The MBA Gatekeeper At Yale SOM

Yale University School of Management - photo by Chris Choi

Yale University School of Management – photo by Chris Choi

What are the best things an applicant can do when applying?

Sometimes people feel as though they have a sense of what they think the school cares about, what we’re looking for. They might have a sense of what the school’s culture is, what the school’s strengths are, and they try to align themselves with those strengths. That can be counterproductive. Applicants maybe don’t appreciate fully that we at Yale and I think all business schools are trying to put together a range of applicants. You don’t have to conform to a certain . . . profile you may think that we’re looking for. To be yourself, that’s probably the most important thing I can tell an applicant, regardless of your background, your profile, your strengths and weaknesses.

Beyond that . . . answering the questions that the school asks. We ask a lot of somewhat similar questions but not necessarily the same. Another way in which applicants might get into trouble or have gotten into trouble is trying to repurpose responses from one school or another without thinking what’s truly appropriate.

As admissions officers we’re always looking to make sense  of a candidate – understand your background, understand your history, understand your profession. Sometimes there may be little gaps or little wrinkles in there. Applicants who are more successful are those that explain those wrinkles to us. An applicant can get into trouble by ignoring those wrinkles or not explaining them.

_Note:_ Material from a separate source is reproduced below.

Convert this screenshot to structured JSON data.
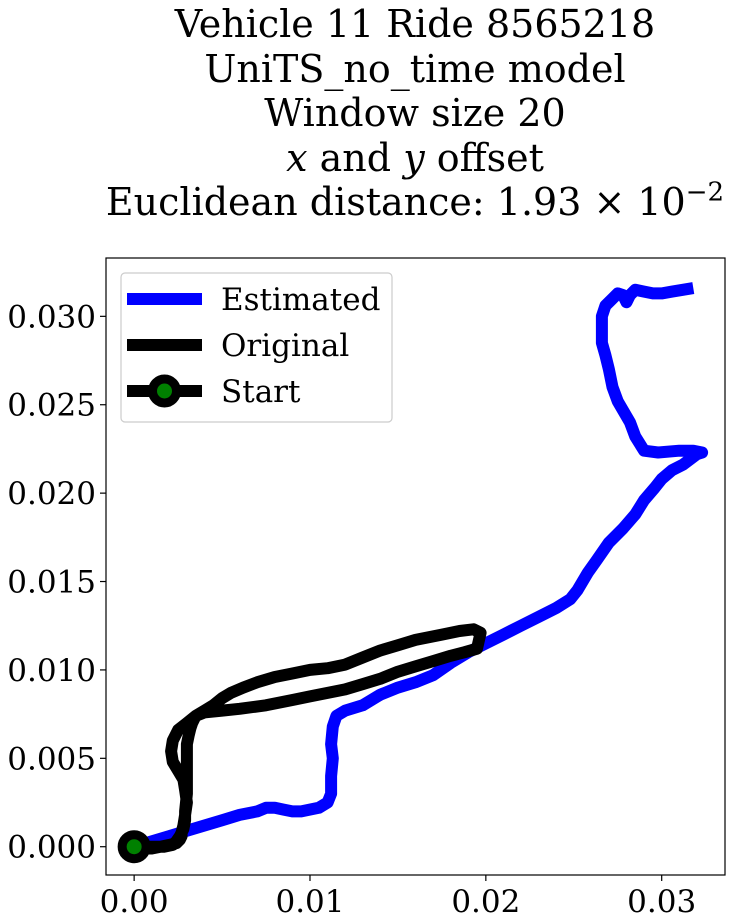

It’s usually around work history. It can also be academically, if someone took more than four years to graduate. We do look at the transcripts quite closely. Often it’s perfectly explainable and very innocuous. Helping walk us through that is usually very valuable. If we don’t see all the semesters contiguous that might raise a question. If there’s one semester that seems like an outlier in terms of grades, an explanation can help.

What are the worst mistakes an applicant can make?

There are lots of different ways to err in terms of an application. Probably the most basic and maybe the most obvious is just proofreading your application. It sounds so simple and most of the time people do it and their application is nice and pristine, but because of that when people don’t do that those applications jump out that much more. It’s not necessarily an errant comma or a period. On a resume we’ll have a start date and an end date that don’t make sense. Putting the wrong school in your essays, that’s a simple thing that is very easy to correct. I tend to tell people when they’re reviewing essays and even resumes (to) start at the end and read backwards. If you’re just proofing for . . . typos, reading backwards helps you catch them.

What matters most to you about an application?

There’s really no single element of the application that matters most. We don’t have any particular weight for each element. It really is the overall profile that a candidate presents. For different candidates certain elements may have more weight depending on the profile of the candidate. People generally tend to focus a lot on test scores. We get applicants for example who have questions about how high a GMAT you should have, and especially the quantitative section. Someone who was a mathematics major in college and is working in finance, that gives us enough information that we might focus less on the quantitative portion of the GMAT than we would on someone who is, like I was, an English major in college – because we have fewer data points (for an English major) we might lean a little more heavily on the GMAT quant because that’s the main way we can evaluate the quantitative preparation or quantitative profile.

What do you and your team like to hear from applicants about their reasons for wanting to attend Yale SOM?

People, I think, they come to business school, Yale and others, for lots of different reasons. We don’t judge someone’s reasons for wanting to come to Yale, and determine who’s coming for the right reasons and who’s coming for the wrong reasons. We assume that if you have applied to us that you’re interested in being part of our community. We take your word for that. It’s not as though we’re looking for any sort of magic reasons that will give you a leg up in the process: ‘I am coming because I like the mission of the school, I like the culture and the community.’ There are a lot of different things people point to and I think they can all be valid. We are a very mission based organization. Our mission is to educate leaders for business and society, and we do feel as though the people who I think are most at home here are those who have that mission-oriented approach and for whom the mission of the school resonates.